Someone threw a 8-million cell csv file at Gnumeric. We handle it, but barely. Barely is better than LibreOffice and Excel if you don’t mind that it takes 10 minutes to load. And if you have lots of memory.
I looked at the memory consumption and, quite surprisingly, the GHashTable that we use for cells in sheet is on top of the list: a GHashTable with 8 million entries uses 600MB!
Here’s why:
- We are on a 64-bit platform so each GHashNode takes 24 bytes including four bytes of padding.
- At a little less than 8 million entries the hash table is resized to about 16 million entries.
- While resizing, we therefore have 24 million GHashNodes around.

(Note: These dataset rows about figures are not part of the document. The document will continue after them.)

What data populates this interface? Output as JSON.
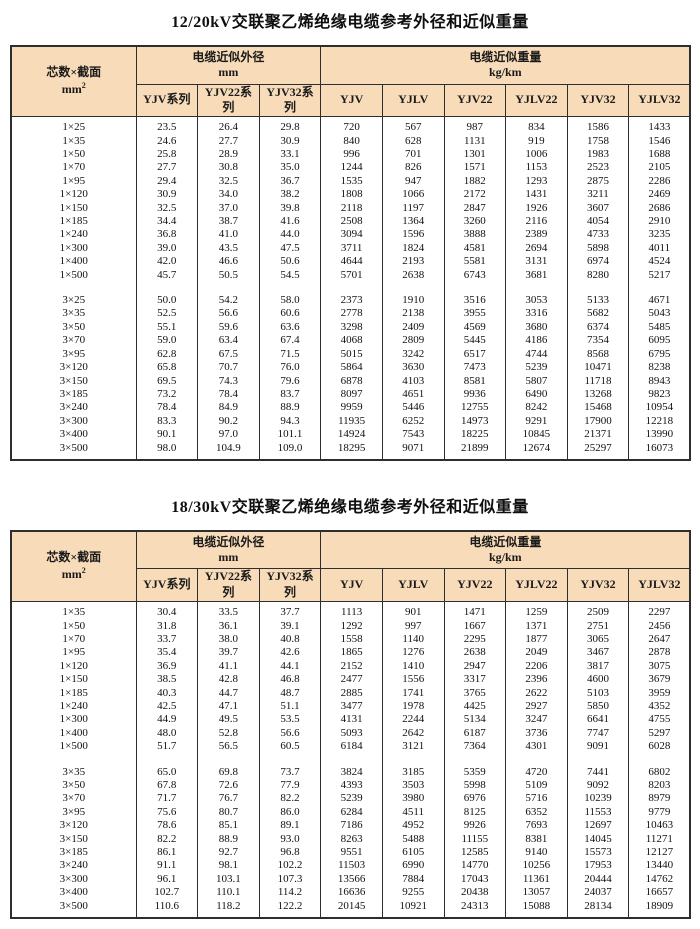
{
  "page": {
    "background": "#ffffff",
    "header_bg": "#f8dcba",
    "border_color": "#2e2e2e",
    "text_color": "#151515"
  },
  "tables": [
    {
      "title": "12/20kV交联聚乙烯绝缘电缆参考外径和近似重量",
      "header": {
        "spec_label": "芯数×截面",
        "spec_unit_base": "mm",
        "spec_unit_sup": "2",
        "od_group_label": "电缆近似外径",
        "od_group_unit": "mm",
        "weight_group_label": "电缆近似重量",
        "weight_group_unit": "kg/km",
        "od_columns": [
          "YJV系列",
          "YJV22系列",
          "YJV32系列"
        ],
        "weight_columns": [
          "YJV",
          "YJLV",
          "YJV22",
          "YJLV22",
          "YJV32",
          "YJLV32"
        ]
      },
      "groups": [
        {
          "rows": [
            [
              "1×25",
              "23.5",
              "26.4",
              "29.8",
              "720",
              "567",
              "987",
              "834",
              "1586",
              "1433"
            ],
            [
              "1×35",
              "24.6",
              "27.7",
              "30.9",
              "840",
              "628",
              "1131",
              "919",
              "1758",
              "1546"
            ],
            [
              "1×50",
              "25.8",
              "28.9",
              "33.1",
              "996",
              "701",
              "1301",
              "1006",
              "1983",
              "1688"
            ],
            [
              "1×70",
              "27.7",
              "30.8",
              "35.0",
              "1244",
              "826",
              "1571",
              "1153",
              "2523",
              "2105"
            ],
            [
              "1×95",
              "29.4",
              "32.5",
              "36.7",
              "1535",
              "947",
              "1882",
              "1293",
              "2875",
              "2286"
            ],
            [
              "1×120",
              "30.9",
              "34.0",
              "38.2",
              "1808",
              "1066",
              "2172",
              "1431",
              "3211",
              "2469"
            ],
            [
              "1×150",
              "32.5",
              "37.0",
              "39.8",
              "2118",
              "1197",
              "2847",
              "1926",
              "3607",
              "2686"
            ],
            [
              "1×185",
              "34.4",
              "38.7",
              "41.6",
              "2508",
              "1364",
              "3260",
              "2116",
              "4054",
              "2910"
            ],
            [
              "1×240",
              "36.8",
              "41.0",
              "44.0",
              "3094",
              "1596",
              "3888",
              "2389",
              "4733",
              "3235"
            ],
            [
              "1×300",
              "39.0",
              "43.5",
              "47.5",
              "3711",
              "1824",
              "4581",
              "2694",
              "5898",
              "4011"
            ],
            [
              "1×400",
              "42.0",
              "46.6",
              "50.6",
              "4644",
              "2193",
              "5581",
              "3131",
              "6974",
              "4524"
            ],
            [
              "1×500",
              "45.7",
              "50.5",
              "54.5",
              "5701",
              "2638",
              "6743",
              "3681",
              "8280",
              "5217"
            ]
          ]
        },
        {
          "rows": [
            [
              "3×25",
              "50.0",
              "54.2",
              "58.0",
              "2373",
              "1910",
              "3516",
              "3053",
              "5133",
              "4671"
            ],
            [
              "3×35",
              "52.5",
              "56.6",
              "60.6",
              "2778",
              "2138",
              "3955",
              "3316",
              "5682",
              "5043"
            ],
            [
              "3×50",
              "55.1",
              "59.6",
              "63.6",
              "3298",
              "2409",
              "4569",
              "3680",
              "6374",
              "5485"
            ],
            [
              "3×70",
              "59.0",
              "63.4",
              "67.4",
              "4068",
              "2809",
              "5445",
              "4186",
              "7354",
              "6095"
            ],
            [
              "3×95",
              "62.8",
              "67.5",
              "71.5",
              "5015",
              "3242",
              "6517",
              "4744",
              "8568",
              "6795"
            ],
            [
              "3×120",
              "65.8",
              "70.7",
              "76.0",
              "5864",
              "3630",
              "7473",
              "5239",
              "10471",
              "8238"
            ],
            [
              "3×150",
              "69.5",
              "74.3",
              "79.6",
              "6878",
              "4103",
              "8581",
              "5807",
              "11718",
              "8943"
            ],
            [
              "3×185",
              "73.2",
              "78.4",
              "83.7",
              "8097",
              "4651",
              "9936",
              "6490",
              "13268",
              "9823"
            ],
            [
              "3×240",
              "78.4",
              "84.9",
              "88.9",
              "9959",
              "5446",
              "12755",
              "8242",
              "15468",
              "10954"
            ],
            [
              "3×300",
              "83.3",
              "90.2",
              "94.3",
              "11935",
              "6252",
              "14973",
              "9291",
              "17900",
              "12218"
            ],
            [
              "3×400",
              "90.1",
              "97.0",
              "101.1",
              "14924",
              "7543",
              "18225",
              "10845",
              "21371",
              "13990"
            ],
            [
              "3×500",
              "98.0",
              "104.9",
              "109.0",
              "18295",
              "9071",
              "21899",
              "12674",
              "25297",
              "16073"
            ]
          ]
        }
      ]
    },
    {
      "title": "18/30kV交联聚乙烯绝缘电缆参考外径和近似重量",
      "header": {
        "spec_label": "芯数×截面",
        "spec_unit_base": "mm",
        "spec_unit_sup": "2",
        "od_group_label": "电缆近似外径",
        "od_group_unit": "mm",
        "weight_group_label": "电缆近似重量",
        "weight_group_unit": "kg/km",
        "od_columns": [
          "YJV系列",
          "YJV22系列",
          "YJV32系列"
        ],
        "weight_columns": [
          "YJV",
          "YJLV",
          "YJV22",
          "YJLV22",
          "YJV32",
          "YJLV32"
        ]
      },
      "groups": [
        {
          "rows": [
            [
              "1×35",
              "30.4",
              "33.5",
              "37.7",
              "1113",
              "901",
              "1471",
              "1259",
              "2509",
              "2297"
            ],
            [
              "1×50",
              "31.8",
              "36.1",
              "39.1",
              "1292",
              "997",
              "1667",
              "1371",
              "2751",
              "2456"
            ],
            [
              "1×70",
              "33.7",
              "38.0",
              "40.8",
              "1558",
              "1140",
              "2295",
              "1877",
              "3065",
              "2647"
            ],
            [
              "1×95",
              "35.4",
              "39.7",
              "42.6",
              "1865",
              "1276",
              "2638",
              "2049",
              "3467",
              "2878"
            ],
            [
              "1×120",
              "36.9",
              "41.1",
              "44.1",
              "2152",
              "1410",
              "2947",
              "2206",
              "3817",
              "3075"
            ],
            [
              "1×150",
              "38.5",
              "42.8",
              "46.8",
              "2477",
              "1556",
              "3317",
              "2396",
              "4600",
              "3679"
            ],
            [
              "1×185",
              "40.3",
              "44.7",
              "48.7",
              "2885",
              "1741",
              "3765",
              "2622",
              "5103",
              "3959"
            ],
            [
              "1×240",
              "42.5",
              "47.1",
              "51.1",
              "3477",
              "1978",
              "4425",
              "2927",
              "5850",
              "4352"
            ],
            [
              "1×300",
              "44.9",
              "49.5",
              "53.5",
              "4131",
              "2244",
              "5134",
              "3247",
              "6641",
              "4755"
            ],
            [
              "1×400",
              "48.0",
              "52.8",
              "56.6",
              "5093",
              "2642",
              "6187",
              "3736",
              "7747",
              "5297"
            ],
            [
              "1×500",
              "51.7",
              "56.5",
              "60.5",
              "6184",
              "3121",
              "7364",
              "4301",
              "9091",
              "6028"
            ]
          ]
        },
        {
          "rows": [
            [
              "3×35",
              "65.0",
              "69.8",
              "73.7",
              "3824",
              "3185",
              "5359",
              "4720",
              "7441",
              "6802"
            ],
            [
              "3×50",
              "67.8",
              "72.6",
              "77.9",
              "4393",
              "3503",
              "5998",
              "5109",
              "9092",
              "8203"
            ],
            [
              "3×70",
              "71.7",
              "76.7",
              "82.2",
              "5239",
              "3980",
              "6976",
              "5716",
              "10239",
              "8979"
            ],
            [
              "3×95",
              "75.6",
              "80.7",
              "86.0",
              "6284",
              "4511",
              "8125",
              "6352",
              "11553",
              "9779"
            ],
            [
              "3×120",
              "78.6",
              "85.1",
              "89.1",
              "7186",
              "4952",
              "9926",
              "7693",
              "12697",
              "10463"
            ],
            [
              "3×150",
              "82.2",
              "88.9",
              "93.0",
              "8263",
              "5488",
              "11155",
              "8381",
              "14045",
              "11271"
            ],
            [
              "3×185",
              "86.1",
              "92.7",
              "96.8",
              "9551",
              "6105",
              "12585",
              "9140",
              "15573",
              "12127"
            ],
            [
              "3×240",
              "91.1",
              "98.1",
              "102.2",
              "11503",
              "6990",
              "14770",
              "10256",
              "17953",
              "13440"
            ],
            [
              "3×300",
              "96.1",
              "103.1",
              "107.3",
              "13566",
              "7884",
              "17043",
              "11361",
              "20444",
              "14762"
            ],
            [
              "3×400",
              "102.7",
              "110.1",
              "114.2",
              "16636",
              "9255",
              "20438",
              "13057",
              "24037",
              "16657"
            ],
            [
              "3×500",
              "110.6",
              "118.2",
              "122.2",
              "20145",
              "10921",
              "24313",
              "15088",
              "28134",
              "18909"
            ]
          ]
        }
      ]
    }
  ]
}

- 24*24000000 is around 600M, all of which is being accessed during the resize.
So what can be done about it? Here are a few things:
- Some GHashTables have identical keys and values. For such tables, there’s no need to store both.
- If the hash function is cheap, there’s no need to keep the hash values around. This gets a little tricky with the unused/tombstone special pseudo-hash values used by the current implementation. It can be done, though.
I wrote a proof of concept which skips things like key destructors because I don’t need them. This uses 1/3 the memory of GHashTable. It might be possible to lower this further if an in-place resize algorithm could be worked out.